Dictar, para el Príncipe, era una forma de ser él mismo. Creía que sólo podría serlo mientras siguiera dictando al Secretario, sentado a una mesa de caoba. Sólo dictándole al Secretario podía vencer las voces de los demás que le resonaban en los oídos a lo largo del día, las historias de otros que se le metían en la cabeza mientras caminaba arriba y abajo por las habitaciones del pabellón, los pensamientos de otros de cuyo influjo no podía librarse mientras paseaba por el jardín rodeado de altos muros. «¡Para que un hombre pueda ser él mismo tiene que encontrar en su interior sólo su propia voz, su propia historia, su propio pensamiento!», decía el Príncipe y el Secretario lo escribía.
Pero eso no quiere decir que el Príncipe oyera sólo su propia voz mientras dictaba. Todo lo contrario, cuando comenzaba a narrar una historia pensaba en la historia de otro; justo en el momento en que iba a desarrollar una idea propia se le clavaba en la mente otra idea que otra persona había expuesto; cuando se dejaba llevar por su propia ira, el Príncipe sabía que también estaba sintiendo la ira de otro. Pero asimismo sabía que el hombre sólo puede alcanzar su propia voz oponiendo voces a aquellas que siente en su interior, inventando historias contra aquellas historias, «luchando contra los aullidos de los otros», como decía el propio Príncipe. Y pensaba que lo que dictaba era un campo de batalla en el que aquella lucha se resolvería a su favor.
Mientras luchaba en aquel campo de batalla con ideas, historias y palabras, el Príncipe paseaba arriba y abajo por las habitaciones del pabellón, cambiaba la frase que había dicho mientras subía una escalera, mientras bajaba otra que comenzaba donde terminaba la anterior, y luego le hacía repetir al Secretario la frase que le había dictado mientras subía de nuevo la primera escalera o mientras se sentaba o se tumbaba en el sofá que había justo enfrente de su mesa. «Lee, vamos a ver», decía el Príncipe y el Secretario leía con voz monótona la última frase que su señor le había dictado:
– El príncipe Osman Celâlettin Efendi sabía que en estas tierras, en estas tierras malditas, el problema más importante era que el hombre pudiera ser uno mismo y que mientras dicho problema no se resolviera de manera adecuada, todos estábamos condenados a la ruina, a la derrota y a la esclavitud.
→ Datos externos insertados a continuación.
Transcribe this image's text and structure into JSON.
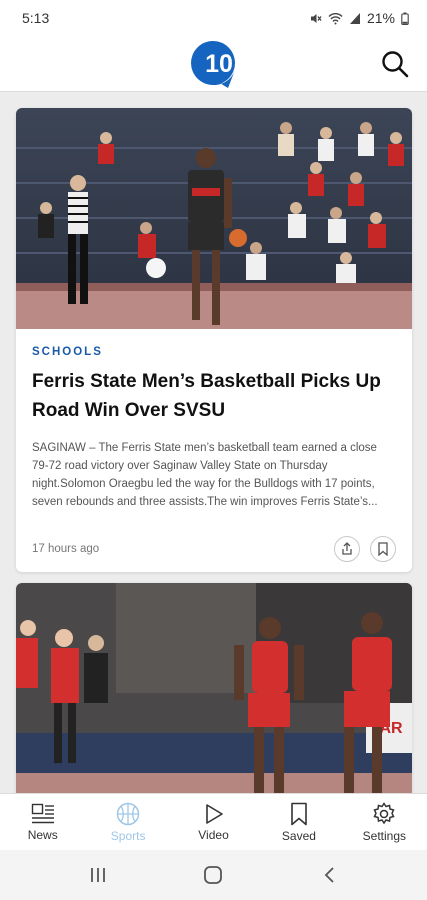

Decía Osman Celâlettin Efendi que todos los pueblos que no encontraran la forma de ser ellos mismos estaban condenados a la esclavitud, todas las razas a la decadencia, todas las naciones a la inexistencia, a la nada, a la nada.
– ¡Hay que escribir «a la nada» tres veces, no dos! -decía el Príncipe mientras bajaba las escaleras o mientras las subía o mientras daba vueltas alrededor de la mesa del Secretario. Y lo decía con una voz y un gesto tales que en cuanto lo había dicho se convencía de que estaba imitando los gestos que adoptaba, los airados pasos que daba e incluso la pedagógica voz que le salía a Fransuá Efendi el Francés, que le había enseñado francés en su niñez y en su primera juventud, en sus clases de dictée y, de repente, le atacaba una crisis que «detenía toda su actividad intelectual» y «empalidecía todo el color de la imaginación». El Secretario, acostumbrado a aquellas crisis por la experiencia de los años, dejaba la pluma, adoptaba una expresión helada, inexpresiva y vacía que se ponía sobre la cara como una máscara y esperaba que pasasen el ataque y la furia del «no puedo ser yo mismo».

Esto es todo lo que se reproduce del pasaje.